Mutsahuni and his wife said the SI was unconstitutional as the minister failed to consider important issues that were brought about the new law.
“The applicant has a direct interest in this matter, having been affected by the application of the provisions of SI 41 of 2020,” said Mutsahuni in his founding affidavit.
The amendment was done in terms of section 21 of the Land Commission Act (Chapter 20;29) repealing provisions of the Rural Land (Farm Sizes) Regulations, 1999, published in SI 419 of 1999.
In substance, SI 41 of 2020 sought to alter the sizes of land which can be held under the various natural regions in Zimbabwe.
The couple is a holder of an offer letter under Model A2 Phase II, in respect of Subdivision Consolidation measuring 1 804, 9719 hectares of Sigaro Farm, Mazowe district in Mashonaland province, which was granted on June 22, 2017 by the Lands minister.
“Acting in terms of SI 41 of 2020, the minister proceeded to withdraw the aforesaid offer letter with an express intention to reduce the extent of the land which we hold under the offer letter. This was unfair because it is common cause that the new SI came into effect when the old SI 419 of 1999, was in full effect,” Mutsahuni submitted.

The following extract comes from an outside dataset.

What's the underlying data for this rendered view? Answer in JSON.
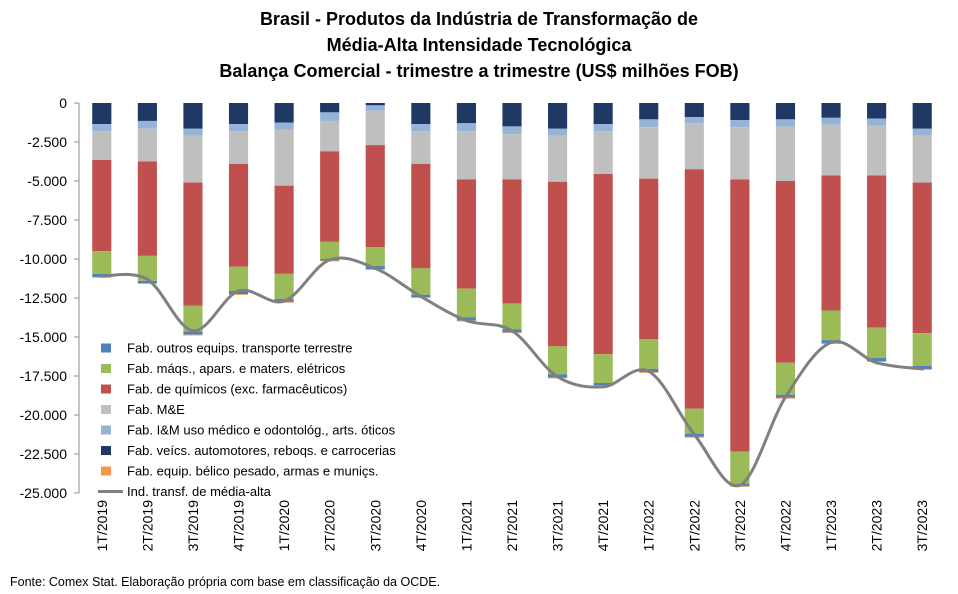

“Despite this, it is also common cause that the minister did not adhere to the provisions of these regulations and proceeded to allocate individuals land sizes beyond the prescribed sizes under SI 419 of 1999. Pursuant to the promulgation of SI 41 of 2020, the minister has sought to pursue a rigid adherence to the new farm sizes stated therein.”
Mutsahuni said the SI was arbitrary in that its consequence was that it was applied retrospectively without regard to the nature and extent of investments made by any farmer who historically would have been on the farm.
He said they were not given any discretion to consider the suitability of the prescribed farm size against the extent of any investments made by farmer affected and the extent of utilisation.